Son gün kahvaltımızda tercih ettiğimiz pastanelerden biri. Biz enginarlı peynirli bir sandviçini tercih ediyoruz. Sandviçin peyniri bize biraz ağır gelse de içindeki ekşi enginar oldukça lezzetli. Aklımız biraz tatlılarında ve yine ekmeklerinde kalsa da ekstra bir şey almadan çıkıyoruz. Bir de kışın gidiyorsanız Rue Duguesclin üstündeki şubesinde içeride oturma yeri yok maalesef.
Paul
Paul Fransa’nın genelinde olduğu gibi Lyon’da da oldukça yaygın. Biz Republique caddesi üzerindeki Paul’dan Annecy’e gideceğimiz gün için bir gün önceden pizza alıyoruz. Çeşit olarak yine tatlılar çok çeşitli tabiki ama kendimizi tutuyoruz. Pizzaları sabah yediğimizde oldukça yağları çıkmıştı, bir de tadını çok sevemedik. Paris’teyken ekmeklerinden alırdık, oldukça lezzetliydi; yani ürün bazlı bir beğenmeme olduğunu düşünüyorum.
Paul Bocuse
Les Halles yemek marketinde yer alan Paul Bocuse’ye son günümüzde makaron için uğradık. Passion Fruit ve antep fıstıklısını denedik. Antep fıstıklı oldukça lezzetliydi. Zaten hepsi de harika gözüküyordu.
Chocolatier Sève
Yine Les Halles içinde yer alan Seve’de fiyatlar Paul Bocuse’ye göre daha yüksekti. Çeşit olarak makaronlarda hem tatlı hem de tuzlu çeşitleri var, farklı tat denemeleri yapmışlar. Buranın antep fıstıklısının hiç tadı yok, Paul Bocuse’ninkiyle kıyaslamam bile. Vanilyalı ise lezzetliydi.
Le Pain Du Gone
Les Halles içinde yer alan bu fırında ilk gün kahvaltı olarak kruvasan aldık, dokusu biraz daha Türkiye’dekilere göre farklı olsa da oldukça lezzetliydi. Son günümüzde de çikolatalı versiyonunu denedik, içindeki çikolatanın tamamen bitter olan acı versiyonlardan olmamasını sevdim ancak boş kruvasanı kesinlikle çok daha lezzetliydi.
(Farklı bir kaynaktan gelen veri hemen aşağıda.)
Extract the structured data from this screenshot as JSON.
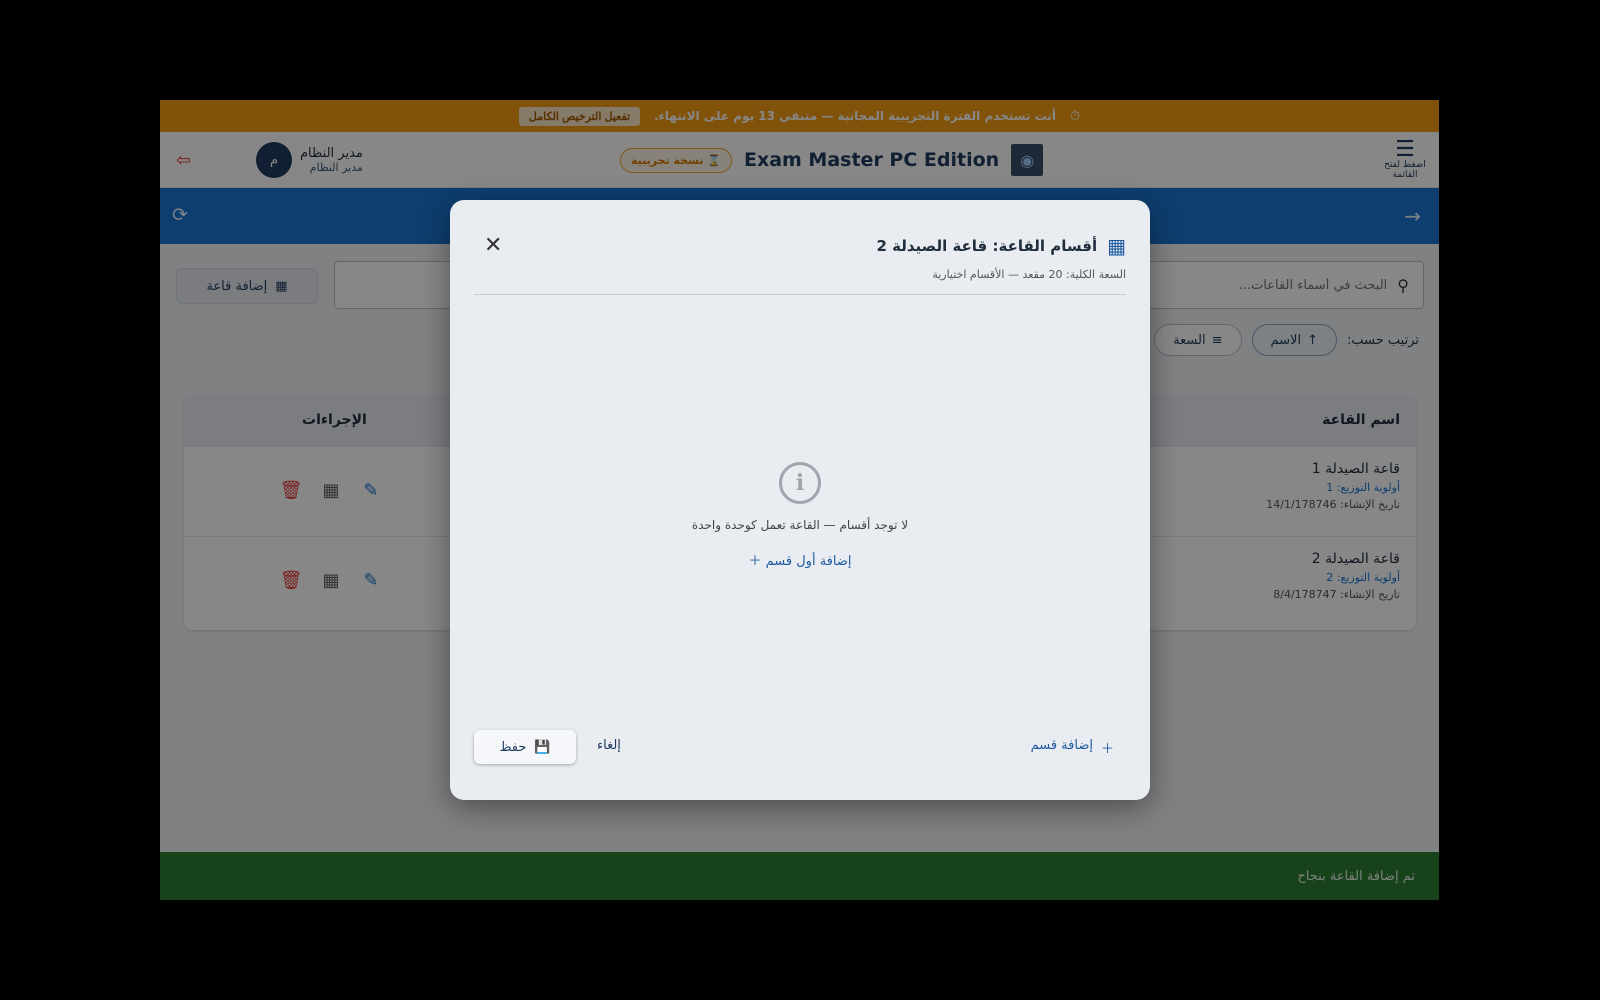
{
  "trial_bar": {
    "message": "أنت تستخدم الفترة التجريبية المجانية — متبقي 13 يوم على الانتهاء.",
    "activate_label": "تفعيل الترخيص الكامل"
  },
  "header": {
    "menu_hint": "اضغط لفتح القائمة",
    "app_title": "Exam Master PC Edition",
    "trial_chip": "نسخة تجريبية",
    "user_name": "مدير النظام",
    "user_role": "مدير النظام",
    "avatar_letter": "م"
  },
  "actions": {
    "add_hall_label": "إضافة قاعة",
    "search_placeholder": "البحث في أسماء القاعات..."
  },
  "sort": {
    "label": "ترتيب حسب:",
    "options": [
      "الاسم",
      "السعة"
    ]
  },
  "table": {
    "columns": {
      "name": "اسم القاعة",
      "actions": "الإجراءات"
    },
    "rows": [
      {
        "name": "قاعة الصيدلة 1",
        "priority": "أولوية التوزيع: 1",
        "created": "تاريخ الإنشاء: 14/1/178746"
      },
      {
        "name": "قاعة الصيدلة 2",
        "priority": "أولوية التوزيع: 2",
        "created": "تاريخ الإنشاء: 8/4/178747"
      }
    ]
  },
  "snackbar": {
    "message": "تم إضافة القاعة بنجاح"
  },
  "dialog": {
    "title": "أقسام القاعة: قاعة الصيدلة 2",
    "subtitle": "السعة الكلية: 20 مقعد — الأقسام اختيارية",
    "empty_text": "لا توجد أقسام — القاعة تعمل كوحدة واحدة",
    "add_first_label": "إضافة أول قسم",
    "add_section_label": "إضافة قسم",
    "cancel_label": "إلغاء",
    "save_label": "حفظ"
  },
  "colors": {
    "trial_bar": "#f39c12",
    "toolbar": "#1976d2",
    "snackbar": "#2e7d32",
    "delete": "#e53935"
  }
}
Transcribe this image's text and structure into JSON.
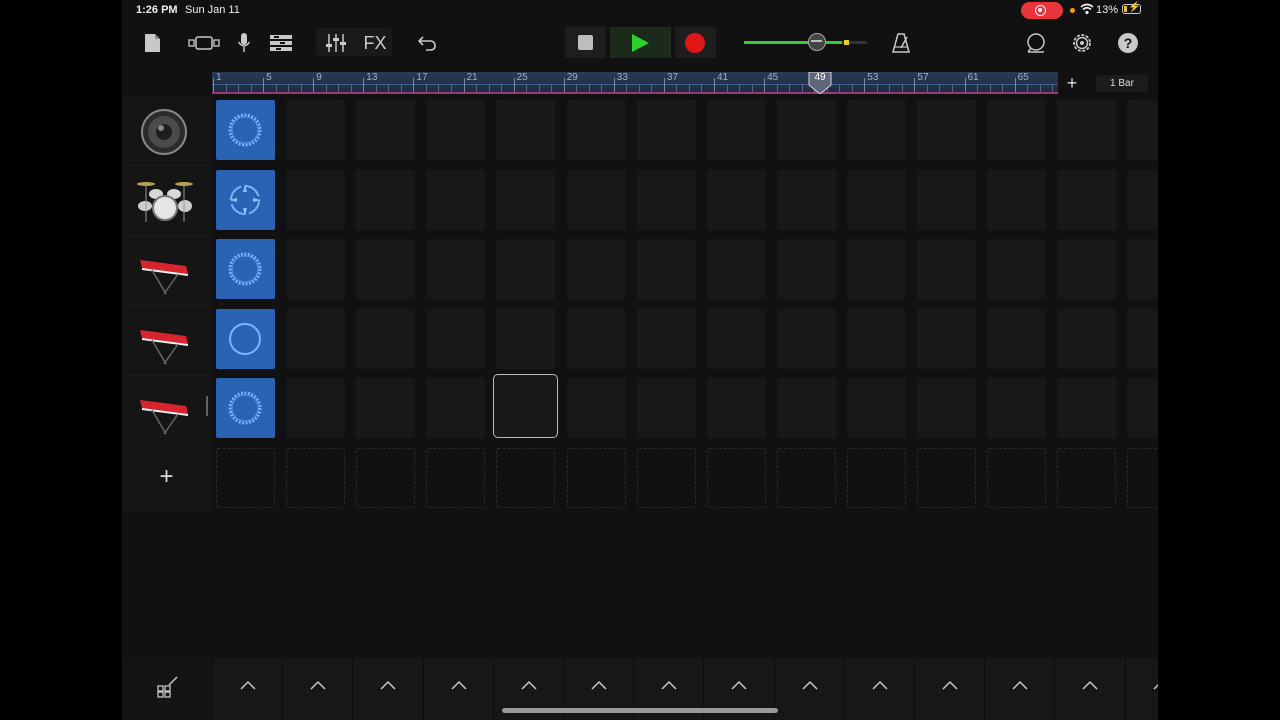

Ayrıca tadımlık da ürünleri mutlaka oluyor.
MKB Cafe
MKB ilk günün akşamında yoğunluğunu görüp beğendiğimiz mekanlardandı. Pazar günü birçok yer kapalı olunca biz de oturup bira içmeye karar verdik. Daha saat erken olduğundan boştu ama akşam saatlerinde yer bulmak zor olabiliyor. Bu tarz yerlerde benim için önemli bir kriter olan tuvalet temizliği ise oldukça iyiydi.
Pralus

Pralus için kuyruğa girmeyeni dövüyorlarsa diye biz de girdik, tamamen koyun psikolojisi 🙂 Meğersem brioche’u ödül kazanmış, durum buymuş ancak bizim istediğimiz çikolatalı versiyonun küçük boyu kalmadığından antep fıstıklı çikolata alıp çıktık. İçi antep fıstık kreması dolu çikolata oldukça yoğun ama çok tatlı değil. Ben şöyle lezzetli bir baklavayı yerine yeğlerim, keza daha da ucuza gelir.